Temos de destacar o facto de, sem os referidos dados estatísticos, não existir justificação para considerar uma forma como a variante da outra. Quando se elimina as variantes menos expressivas, ocorre o problema de se conhecer só uma variante, como a primeira frase do exemplo anterior. Nestas circunstâncias, dificilmente se encontrará a forma pretendida numa colectânea organizada pela ordem alfabética das primeiras palavras do provérbio, pois ninguém vai procurar na letra "p" um texto proverbial que, na sua opinião, se inicia com a letra "c".
Adoptando o sistema de ordenação por palavras-chave, recolhemos, inicialmente, todas as palavras do conjunto dos provérbios seleccionados, apresentando-as, depois, na sua forma primitiva (verbo no infinito, substantivos e adjectivos na forma do masculino singular) e ordenadas alfabeticamente, juntamente com os exemplares que as continham. Encontra-se, assim, subordinado à palavra-chave "abrir" o ditado popular: "Nunca Deus fecha uma porta que não abra outra".
Omitimos algumas palavras, dada a sua repetição e irrelevância para a identificação do provérbio (essencialmente os artigos, alguns pronomes, preposições, conjunções, advérbios e verbos, como "ser"). Encontrar-se-á, por conseguinte, um provérbio como "Quem não se sente não é filho de boa gente." relacionado com os seguintes itens "bom", "filho", "gente" e "sentir".
A redundância do registo proverbial, como nos exemplos dados, justifica-se especialmente em casos onde a forma padrão se distingue de uma variante não só por transposições de palavras, mas também pela sua substituição ou omissão e ainda por sinónimos.
OS PROVÉRBIOS AÇORIANOS NOS ESTADOS UNIDOS DA AMÉRICA Em 1996, iniciámos um projecto de identificação dos adágios portugueses mais conhecidos actualmente no Arquipélago dos Açores. Ao incluir as comunidades açorianas radicadas nos Estados Unidos da América, quer na costa leste (Massachusetts e Rhode Island), quer na oeste (California), pudemos analisar o grau de preservação da herança paremiológica na diáspora. Os resultados da recolha e análise dos dados obtidos em S. Miguel, nos EUA e no Grupo Central do nosso Arquipélago encontram-se já publicados, respectivamente nos primeiros três volumes da série Pérolas da Sabedoria Popular Portuguesa, inserida na Colecção Garajau das Edições Salamandra (Lisboa).
Os dados recolhidos nos Estados Unidos da América revelam-se manifestamente valiosos para percebermos a transmissão insular dos provérbios no passado.

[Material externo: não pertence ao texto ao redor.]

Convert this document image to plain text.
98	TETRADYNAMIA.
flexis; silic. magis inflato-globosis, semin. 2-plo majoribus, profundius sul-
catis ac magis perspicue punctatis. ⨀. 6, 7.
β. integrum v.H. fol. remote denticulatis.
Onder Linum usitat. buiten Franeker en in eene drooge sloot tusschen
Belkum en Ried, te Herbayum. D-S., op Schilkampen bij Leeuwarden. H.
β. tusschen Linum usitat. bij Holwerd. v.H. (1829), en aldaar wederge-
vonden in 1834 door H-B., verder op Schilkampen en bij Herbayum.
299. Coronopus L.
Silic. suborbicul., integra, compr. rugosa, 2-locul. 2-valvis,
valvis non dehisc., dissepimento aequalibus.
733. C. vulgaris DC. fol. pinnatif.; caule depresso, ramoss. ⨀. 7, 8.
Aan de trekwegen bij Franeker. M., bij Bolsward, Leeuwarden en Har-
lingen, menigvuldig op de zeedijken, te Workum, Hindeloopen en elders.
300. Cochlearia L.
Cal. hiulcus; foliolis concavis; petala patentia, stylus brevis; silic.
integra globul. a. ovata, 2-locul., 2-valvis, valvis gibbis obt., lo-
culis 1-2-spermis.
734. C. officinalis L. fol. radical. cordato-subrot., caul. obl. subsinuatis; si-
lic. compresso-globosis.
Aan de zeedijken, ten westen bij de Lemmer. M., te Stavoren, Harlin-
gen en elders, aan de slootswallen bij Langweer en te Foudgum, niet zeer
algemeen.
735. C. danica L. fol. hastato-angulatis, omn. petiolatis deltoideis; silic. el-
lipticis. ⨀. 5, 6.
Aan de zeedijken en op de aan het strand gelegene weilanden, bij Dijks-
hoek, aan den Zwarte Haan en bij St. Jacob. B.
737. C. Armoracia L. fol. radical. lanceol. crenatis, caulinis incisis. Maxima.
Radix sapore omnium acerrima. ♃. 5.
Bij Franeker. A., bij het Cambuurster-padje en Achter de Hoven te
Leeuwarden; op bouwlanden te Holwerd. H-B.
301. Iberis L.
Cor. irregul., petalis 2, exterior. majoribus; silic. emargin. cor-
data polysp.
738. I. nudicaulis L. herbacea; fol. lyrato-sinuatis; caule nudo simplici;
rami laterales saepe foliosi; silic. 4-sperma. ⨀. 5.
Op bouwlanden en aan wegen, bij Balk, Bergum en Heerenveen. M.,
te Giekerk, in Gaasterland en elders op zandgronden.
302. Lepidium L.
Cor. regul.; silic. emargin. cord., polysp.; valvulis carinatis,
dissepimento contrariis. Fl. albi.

Partindo da ideia de que a distância entre a California e a costa leste impede uma interligação entre as comunidades açorianas aí residentes, podemos concluir que os hábitos comuns dos nossos emigrantes são determinados pelas tradições trazidas das suas terras de origem. Daí que os exemplares considerados como provérbio, em ambas as costas norte-americanas, o fossem também em São Miguel ou nas ilhas do Grupo Central, de onde provêm predominantemente os inquiridos da costa leste e os da California, respectivamente.

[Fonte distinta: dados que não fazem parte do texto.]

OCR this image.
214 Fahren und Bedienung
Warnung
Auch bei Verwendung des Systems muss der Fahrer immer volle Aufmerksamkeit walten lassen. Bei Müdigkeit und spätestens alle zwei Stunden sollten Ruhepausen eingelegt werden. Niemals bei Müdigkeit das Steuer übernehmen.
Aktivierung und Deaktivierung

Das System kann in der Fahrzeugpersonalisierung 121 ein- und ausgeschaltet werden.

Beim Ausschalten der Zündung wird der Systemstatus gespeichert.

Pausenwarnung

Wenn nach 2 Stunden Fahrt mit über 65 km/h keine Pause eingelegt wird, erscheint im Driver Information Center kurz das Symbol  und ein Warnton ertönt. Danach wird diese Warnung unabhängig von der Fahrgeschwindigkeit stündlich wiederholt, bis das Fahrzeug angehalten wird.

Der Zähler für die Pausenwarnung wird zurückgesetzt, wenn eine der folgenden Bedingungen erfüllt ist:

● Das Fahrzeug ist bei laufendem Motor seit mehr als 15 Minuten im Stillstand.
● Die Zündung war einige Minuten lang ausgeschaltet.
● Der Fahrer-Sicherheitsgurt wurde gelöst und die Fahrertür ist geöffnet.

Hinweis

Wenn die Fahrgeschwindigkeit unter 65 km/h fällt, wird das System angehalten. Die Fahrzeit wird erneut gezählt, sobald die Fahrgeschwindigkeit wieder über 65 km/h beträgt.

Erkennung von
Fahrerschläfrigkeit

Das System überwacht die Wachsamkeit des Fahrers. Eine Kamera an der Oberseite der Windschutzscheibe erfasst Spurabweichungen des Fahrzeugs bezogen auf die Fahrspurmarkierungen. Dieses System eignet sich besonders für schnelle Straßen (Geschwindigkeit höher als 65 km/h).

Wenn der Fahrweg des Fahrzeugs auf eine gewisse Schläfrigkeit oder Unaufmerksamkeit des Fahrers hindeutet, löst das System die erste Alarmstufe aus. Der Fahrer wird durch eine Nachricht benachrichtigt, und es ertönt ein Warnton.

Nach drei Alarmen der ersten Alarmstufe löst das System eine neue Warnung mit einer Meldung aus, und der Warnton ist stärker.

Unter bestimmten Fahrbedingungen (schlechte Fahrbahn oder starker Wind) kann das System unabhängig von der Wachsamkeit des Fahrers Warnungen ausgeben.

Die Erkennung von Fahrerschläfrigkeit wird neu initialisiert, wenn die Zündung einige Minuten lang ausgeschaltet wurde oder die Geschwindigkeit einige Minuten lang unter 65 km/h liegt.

O cruzamento dos dados obtidos nos Açores e nos EUA é também útil para a avaliação dos resultados da análise dos mesmos, possibilitando esclarecer se um resultado é meramente uma expressão de uma anomalia estatística ou de uma realidade linguística existente. Deste modo, é possível afirmar que, por exemplo, "A carapuça é para quem serve" é, na verdade, um provérbio açoriano, em vez da versão "A carapuça é para quem a põe".
Confirmámos também a nossa tese da inclusão, nos Adagiários, de variantes inadequadas, como "Abril águas mil, coadas por um mandil, e em Maio três ou quatro". Neste caso, quer nos Açores, quer nos Estados Unidos da América, os inquiridos preferiram a forma "Abril águas mil". Como nas zonas da emigração as formas antigas têm um bom grau de preservação, podemos concluir que o encurtamento do referido exemplar não será provavelmente o resultado de um desenvolvimento recente.

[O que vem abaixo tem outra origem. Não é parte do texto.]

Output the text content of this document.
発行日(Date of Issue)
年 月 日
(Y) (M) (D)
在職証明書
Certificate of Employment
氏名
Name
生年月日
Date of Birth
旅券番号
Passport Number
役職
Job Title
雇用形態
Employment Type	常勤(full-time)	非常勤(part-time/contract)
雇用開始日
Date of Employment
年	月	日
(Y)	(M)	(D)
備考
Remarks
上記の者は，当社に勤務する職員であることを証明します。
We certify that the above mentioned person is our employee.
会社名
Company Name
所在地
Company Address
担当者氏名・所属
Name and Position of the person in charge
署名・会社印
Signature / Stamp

As nossas conclusões baseiam-se no facto de a grande maioria dos exemplares testados nos dois lados do Atlântico apresentar tendências estatísticas comuns. Daí que as diferenças revelam um dado significativo, como o desaparecimento do provérbio "Abril chuvoso, Maio ventoso, fazem o ano formoso" na zona de emigração, contrariamente ao que acontece nos Açores. Tal ocorrência indica uma descontextualização de alguns provérbios, sobretudo os ligados a características ambientais de uma determinada região. Um outro ditado, "Quem paga não deve", identificado por 65% dos informantes micaelenses, contraria demasiado o hábito americano de se recorrer ao crédito, uma vez que mantém um conhecimento pouco superior a 25% na costa leste e 17%, na oeste. Da mesma forma, suspeitamos que o provérbio açoriano "Quem nasceu para pobre não chega a rico" contradiz o sonho americano, razão por que, na costa leste, atinge uma taxa de conhecimento de 35% e, na California, 0%. É importante, por isso, rever, em estudos futuros, quais os conceitos que mantêm o seu significado, revelando, simultaneamente, experiências interculturais.
No entanto, encontrámos igualmente, nos EUA, vários exemplares outrora conhecidos no Arquipélago, mas que, hoje em dia, se encontram em vias de extinção.
A nossa colectânea é, assim, uma viagem não só ao continente americano, mas também ao passado dos Açores. A comparação entre a situação no Arquipélago e nas comunidades de emigrantes afigura-se como um importante meio de esclarecimento das questões atrás expostas, que decorrem de uma reflexão sobre o relacionamento entre pensamento, língua e contexto situacional.
Gabriela Funk é Professora Auxiliar de nomeação definitiva do Departamento de Línguas e Literaturas Modernas da Universidade dos Açores. Licenciou-se nesta Universidade em 1981, em Estudos Portugueses e Ingleses, tendo depois prestado provas de Aptidão Pedagógica e Capacidade Científica em 1985 e de Doutoramento, em 1994. Desde 1996 é responsável de um projecto alargado sobre Cultura Popular. É igualmente coordenadora de um novo adagiário popular açoriano, que conta já com três volumes publicados, com o título genérico Pérolas da Sabedoria Popular Portuguesa, sendo o primeiro dedicado aos provérbios de S. Miguel, o segundo, ao adagiário açoriano nos EUA e o terceiro, aos ditados populares do Grupo Central do Arquipélago dos Açores. Foi co-autora de um Manual de Língua Gestual Portuguesa, intitulado A Magia do Silêncio: Como falar com as mãos, publicado em Ponta Delgada, em 1999, bem como de uma obra sobre Gramática da Língua Portuguesa, com o título Explicações de Português (Editora ASA, 2004) e de um Dicionário Prático de Provérbios Portugueses (Edições Cosmos, 2008). Em 2005, publicou um texto dramático intitulado Os Agentes da Ordem Gramatical (Editora ASA) e, em 2006, um trabalho de criação literária, As Asas do Açor (Instituto Cultural de Ponta Delgada).